Detailed Explanation
Beyond ASCII: Latin Extended Characters
Characters like é, ü, ñ, ç, and å are common in European languages. While they look like single characters, their encoding details reveal important differences from plain ASCII.
Example String
café naïve résumé
Length Measurements
| Metric | Value |
|---|---|
JavaScript .length |
17 |
| Code points | 17 |
| Grapheme clusters | 17 |
| UTF-8 bytes | 21 |
| UTF-16 bytes | 34 |
| UTF-32 bytes | 68 |
Why UTF-8 Bytes Differ
Characters in the Latin-1 Supplement range (U+0080 to U+00FF) require 2 bytes in UTF-8 instead of 1. The string "café naïve résumé" has 4 accented characters (é, ï, é, é), each costing 2 UTF-8 bytes, while the remaining 13 ASCII characters cost 1 byte each.

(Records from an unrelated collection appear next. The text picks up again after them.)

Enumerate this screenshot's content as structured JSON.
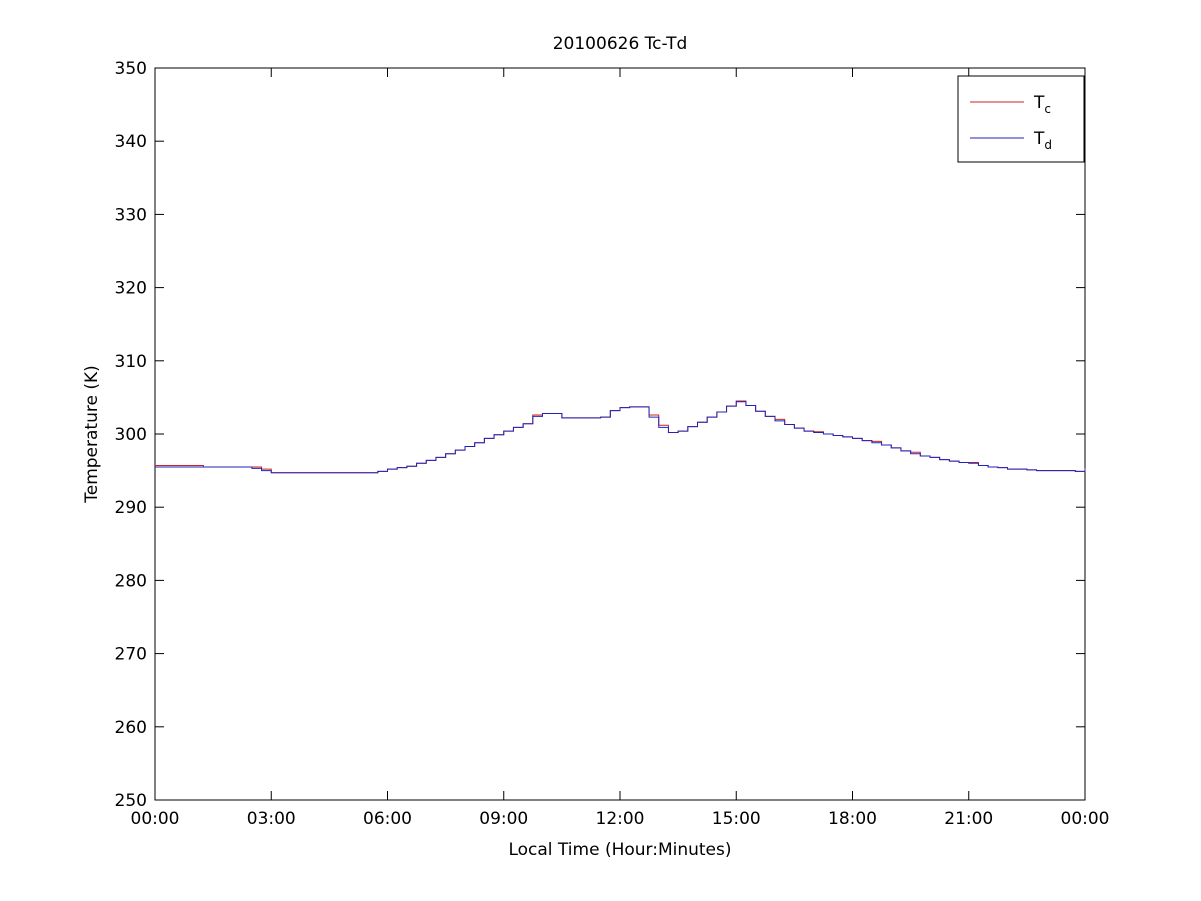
{
  "chart_data": {
    "type": "line",
    "title": "20100626 Tc-Td",
    "xlabel": "Local Time (Hour:Minutes)",
    "ylabel": "Temperature (K)",
    "xlim": [
      0,
      24
    ],
    "ylim": [
      250,
      350
    ],
    "grid": false,
    "line_style": "stairs",
    "legend_position": "top-right",
    "axis_color": "#000000",
    "background_color": "#ffffff",
    "xticks": {
      "positions": [
        0,
        3,
        6,
        9,
        12,
        15,
        18,
        21,
        24
      ],
      "labels": [
        "00:00",
        "03:00",
        "06:00",
        "09:00",
        "12:00",
        "15:00",
        "18:00",
        "21:00",
        "00:00"
      ]
    },
    "yticks": {
      "positions": [
        250,
        260,
        270,
        280,
        290,
        300,
        310,
        320,
        330,
        340,
        350
      ],
      "labels": [
        "250",
        "260",
        "270",
        "280",
        "290",
        "300",
        "310",
        "320",
        "330",
        "340",
        "350"
      ]
    },
    "x": [
      0,
      0.25,
      0.5,
      0.75,
      1,
      1.25,
      1.5,
      1.75,
      2,
      2.25,
      2.5,
      2.75,
      3,
      3.25,
      3.5,
      3.75,
      4,
      4.25,
      4.5,
      4.75,
      5,
      5.25,
      5.5,
      5.75,
      6,
      6.25,
      6.5,
      6.75,
      7,
      7.25,
      7.5,
      7.75,
      8,
      8.25,
      8.5,
      8.75,
      9,
      9.25,
      9.5,
      9.75,
      10,
      10.25,
      10.5,
      10.75,
      11,
      11.25,
      11.5,
      11.75,
      12,
      12.25,
      12.5,
      12.75,
      13,
      13.25,
      13.5,
      13.75,
      14,
      14.25,
      14.5,
      14.75,
      15,
      15.25,
      15.5,
      15.75,
      16,
      16.25,
      16.5,
      16.75,
      17,
      17.25,
      17.5,
      17.75,
      18,
      18.25,
      18.5,
      18.75,
      19,
      19.25,
      19.5,
      19.75,
      20,
      20.25,
      20.5,
      20.75,
      21,
      21.25,
      21.5,
      21.75,
      22,
      22.25,
      22.5,
      22.75,
      23,
      23.25,
      23.5,
      23.75,
      24
    ],
    "series": [
      {
        "name": "Tc",
        "legend_label": "T",
        "legend_sub": "c",
        "color": "#cc2222",
        "values": [
          295.7,
          295.7,
          295.7,
          295.7,
          295.7,
          295.5,
          295.5,
          295.5,
          295.5,
          295.5,
          295.5,
          295.2,
          294.7,
          294.7,
          294.7,
          294.7,
          294.7,
          294.7,
          294.7,
          294.7,
          294.7,
          294.7,
          294.7,
          294.9,
          295.2,
          295.4,
          295.6,
          296.0,
          296.4,
          296.8,
          297.3,
          297.8,
          298.3,
          298.8,
          299.4,
          299.9,
          300.4,
          300.9,
          301.4,
          302.6,
          302.8,
          302.8,
          302.2,
          302.2,
          302.2,
          302.2,
          302.3,
          303.2,
          303.6,
          303.7,
          303.7,
          302.6,
          301.2,
          300.2,
          300.4,
          301.0,
          301.6,
          302.3,
          303.0,
          303.8,
          304.5,
          303.9,
          303.1,
          302.4,
          302.0,
          301.3,
          300.8,
          300.4,
          300.3,
          300.0,
          299.8,
          299.6,
          299.4,
          299.1,
          299.0,
          298.5,
          298.1,
          297.7,
          297.5,
          297.0,
          296.8,
          296.5,
          296.3,
          296.1,
          296.1,
          295.7,
          295.5,
          295.4,
          295.2,
          295.2,
          295.1,
          295.0,
          295.0,
          295.0,
          295.0,
          294.9,
          295.3
        ]
      },
      {
        "name": "Td",
        "legend_label": "T",
        "legend_sub": "d",
        "color": "#2222bb",
        "values": [
          295.5,
          295.5,
          295.5,
          295.5,
          295.5,
          295.5,
          295.5,
          295.5,
          295.5,
          295.5,
          295.3,
          295.0,
          294.7,
          294.7,
          294.7,
          294.7,
          294.7,
          294.7,
          294.7,
          294.7,
          294.7,
          294.7,
          294.7,
          294.9,
          295.2,
          295.4,
          295.6,
          296.0,
          296.4,
          296.8,
          297.3,
          297.8,
          298.3,
          298.8,
          299.4,
          299.9,
          300.4,
          300.9,
          301.4,
          302.4,
          302.8,
          302.8,
          302.2,
          302.2,
          302.2,
          302.2,
          302.3,
          303.2,
          303.6,
          303.7,
          303.7,
          302.3,
          300.9,
          300.2,
          300.4,
          301.0,
          301.6,
          302.3,
          303.0,
          303.8,
          304.4,
          303.9,
          303.1,
          302.4,
          301.8,
          301.3,
          300.8,
          300.4,
          300.2,
          300.0,
          299.8,
          299.6,
          299.4,
          299.1,
          298.8,
          298.5,
          298.1,
          297.7,
          297.3,
          297.0,
          296.8,
          296.5,
          296.3,
          296.1,
          296.0,
          295.7,
          295.5,
          295.4,
          295.2,
          295.2,
          295.1,
          295.0,
          295.0,
          295.0,
          295.0,
          294.9,
          295.3
        ]
      }
    ]
  }
}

Total: 13 + (4 × 2) = 21 bytes.
Precomposed vs Decomposed Forms
The character é can be stored two ways:
- Precomposed (NFC): U+00E9 (a single code point,
é) - Decomposed (NFD): U+0065 + U+0301 (two code points,
e+ combining acute accent)
Both render identically, but their .length and byte counts differ. The decomposed form has more code points and more bytes. This is why Unicode normalization matters before comparing or measuring strings.
Database Implications
If your database column is VARCHAR(255) measured in characters, both forms fit. But if it is measured in bytes (as in older MySQL configurations), the decomposed form uses more storage. Always check whether your DB counts characters or bytes.
Use Case
When building applications for European markets (French, German, Spanish, Portuguese), understanding that accented characters use 2 bytes in UTF-8 is essential for accurate storage estimation and VARCHAR limit calculations.